Thanks for your time, Eve. Let’s start with ONE. It’s a chilling speculative thriller that covers many themes, from climate change to women’s rights. How did the novel come about and what was your process for writing it?
The premise for ONE was born out of two ideas. First, what if birth was a crime? How might a one-child policy play out in Britain? Second, how might the climate emergency change the UK, not only in terms of environmental impacts, but also the social and political ramifications? How would it affect how we’re governed and how we treat people?

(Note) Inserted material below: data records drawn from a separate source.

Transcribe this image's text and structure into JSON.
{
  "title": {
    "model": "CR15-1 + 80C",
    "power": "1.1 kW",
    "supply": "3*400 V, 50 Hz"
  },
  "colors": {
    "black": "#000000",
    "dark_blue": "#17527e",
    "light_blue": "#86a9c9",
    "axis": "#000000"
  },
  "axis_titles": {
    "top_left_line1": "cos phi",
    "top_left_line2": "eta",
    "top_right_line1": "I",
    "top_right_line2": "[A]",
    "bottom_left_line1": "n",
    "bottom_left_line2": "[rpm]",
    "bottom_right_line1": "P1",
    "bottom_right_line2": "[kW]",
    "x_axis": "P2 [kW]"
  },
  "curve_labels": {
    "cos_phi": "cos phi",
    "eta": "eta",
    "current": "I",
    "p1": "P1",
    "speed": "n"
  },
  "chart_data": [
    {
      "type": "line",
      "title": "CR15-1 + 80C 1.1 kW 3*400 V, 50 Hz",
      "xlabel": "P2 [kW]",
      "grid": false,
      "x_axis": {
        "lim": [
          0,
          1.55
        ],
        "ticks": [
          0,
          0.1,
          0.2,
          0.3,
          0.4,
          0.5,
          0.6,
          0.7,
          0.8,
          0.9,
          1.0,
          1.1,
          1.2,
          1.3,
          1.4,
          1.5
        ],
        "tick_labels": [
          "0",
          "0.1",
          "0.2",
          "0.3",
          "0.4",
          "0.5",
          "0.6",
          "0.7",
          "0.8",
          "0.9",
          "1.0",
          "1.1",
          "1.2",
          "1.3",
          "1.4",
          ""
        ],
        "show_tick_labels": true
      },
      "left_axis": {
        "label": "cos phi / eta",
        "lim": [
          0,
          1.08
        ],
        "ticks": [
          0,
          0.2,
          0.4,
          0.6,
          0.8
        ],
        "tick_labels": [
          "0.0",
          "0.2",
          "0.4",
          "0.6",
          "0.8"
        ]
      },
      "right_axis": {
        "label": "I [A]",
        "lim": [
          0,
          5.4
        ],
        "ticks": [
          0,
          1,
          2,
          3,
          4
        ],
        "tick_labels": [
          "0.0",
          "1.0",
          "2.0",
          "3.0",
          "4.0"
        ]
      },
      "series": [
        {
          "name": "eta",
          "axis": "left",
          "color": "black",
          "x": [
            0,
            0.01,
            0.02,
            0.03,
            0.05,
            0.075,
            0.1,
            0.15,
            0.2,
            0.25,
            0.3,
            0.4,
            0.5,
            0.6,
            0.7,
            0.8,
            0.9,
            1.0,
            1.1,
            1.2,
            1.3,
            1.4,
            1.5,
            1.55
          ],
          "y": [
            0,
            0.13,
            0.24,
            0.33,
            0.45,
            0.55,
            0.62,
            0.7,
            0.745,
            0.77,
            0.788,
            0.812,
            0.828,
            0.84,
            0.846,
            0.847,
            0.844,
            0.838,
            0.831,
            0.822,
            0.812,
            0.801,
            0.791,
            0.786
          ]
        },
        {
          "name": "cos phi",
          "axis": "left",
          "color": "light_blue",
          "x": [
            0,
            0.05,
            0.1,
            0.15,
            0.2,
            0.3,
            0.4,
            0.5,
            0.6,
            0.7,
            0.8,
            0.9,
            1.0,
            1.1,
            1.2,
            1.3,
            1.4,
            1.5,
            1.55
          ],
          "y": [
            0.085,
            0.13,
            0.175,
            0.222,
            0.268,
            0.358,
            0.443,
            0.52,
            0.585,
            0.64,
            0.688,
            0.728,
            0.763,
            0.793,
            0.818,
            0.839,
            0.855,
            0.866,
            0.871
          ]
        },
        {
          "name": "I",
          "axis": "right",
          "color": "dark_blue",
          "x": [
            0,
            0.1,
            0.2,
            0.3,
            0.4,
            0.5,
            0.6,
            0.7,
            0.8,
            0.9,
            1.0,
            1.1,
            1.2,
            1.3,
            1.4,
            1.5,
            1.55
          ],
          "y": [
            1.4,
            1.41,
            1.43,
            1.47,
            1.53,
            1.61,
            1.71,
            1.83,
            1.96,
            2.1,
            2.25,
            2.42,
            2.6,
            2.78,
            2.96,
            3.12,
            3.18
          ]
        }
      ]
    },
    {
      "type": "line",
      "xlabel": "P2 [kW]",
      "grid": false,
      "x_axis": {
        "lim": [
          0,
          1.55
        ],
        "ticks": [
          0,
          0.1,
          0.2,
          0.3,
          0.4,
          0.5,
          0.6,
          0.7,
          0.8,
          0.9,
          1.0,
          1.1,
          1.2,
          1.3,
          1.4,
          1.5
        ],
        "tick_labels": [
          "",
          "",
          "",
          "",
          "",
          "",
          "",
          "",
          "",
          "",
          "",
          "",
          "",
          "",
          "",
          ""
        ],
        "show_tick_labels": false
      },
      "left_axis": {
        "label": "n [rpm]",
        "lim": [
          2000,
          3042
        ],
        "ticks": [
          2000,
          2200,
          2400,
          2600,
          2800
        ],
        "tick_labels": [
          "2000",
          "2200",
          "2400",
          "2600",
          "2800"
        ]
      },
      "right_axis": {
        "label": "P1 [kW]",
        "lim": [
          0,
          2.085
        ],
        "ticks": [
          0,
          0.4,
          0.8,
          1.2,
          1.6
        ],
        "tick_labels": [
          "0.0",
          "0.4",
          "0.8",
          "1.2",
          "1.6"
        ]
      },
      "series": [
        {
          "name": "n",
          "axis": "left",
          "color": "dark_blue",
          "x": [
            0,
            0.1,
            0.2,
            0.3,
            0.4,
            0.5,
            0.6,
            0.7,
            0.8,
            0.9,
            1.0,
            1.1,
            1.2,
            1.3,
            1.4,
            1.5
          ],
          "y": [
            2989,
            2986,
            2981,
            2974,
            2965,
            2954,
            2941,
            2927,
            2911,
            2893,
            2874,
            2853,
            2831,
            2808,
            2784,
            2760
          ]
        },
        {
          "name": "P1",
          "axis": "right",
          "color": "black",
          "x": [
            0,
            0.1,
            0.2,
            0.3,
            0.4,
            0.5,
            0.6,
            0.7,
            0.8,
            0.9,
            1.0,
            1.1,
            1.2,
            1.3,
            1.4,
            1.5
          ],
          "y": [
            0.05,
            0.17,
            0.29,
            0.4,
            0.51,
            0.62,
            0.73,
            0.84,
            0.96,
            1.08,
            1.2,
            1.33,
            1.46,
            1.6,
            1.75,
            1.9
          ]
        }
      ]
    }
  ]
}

During my research, I read Shen Yang’s More Than One Child, a powerful memoir about growing up as an illegal excess child in China under their one-child policy. The author had committed a crime just by being born. During China’s one-child policy over half a billion birth control procedures were carried out over more than three decades. Many of those sterilisations and terminations were forced. Given the recent abuses of abortion rights in the US, with Roe vs Wade being overturned, the fact that such a thing could happen today in a Western democracy made me question what else a government in the West might do to curtail reproductive rights.
In ONE, I also wanted to explore how a totalitarian party might take advantage of the climate crisis to secure power. In Europe, several far-right groups have adopted the clothes of an environmental agenda to promote nationalist policies. In my novel, on the surface, the UK appears to be doing pretty well. Through climate tech investment and radical shifts in policy and laws, the country has adapted to cope with many climate change effects. Britain is self-sufficient in food, water and energy. Jobs are plentiful. Healthcare is good. But it has come at a cost: freedom and choice.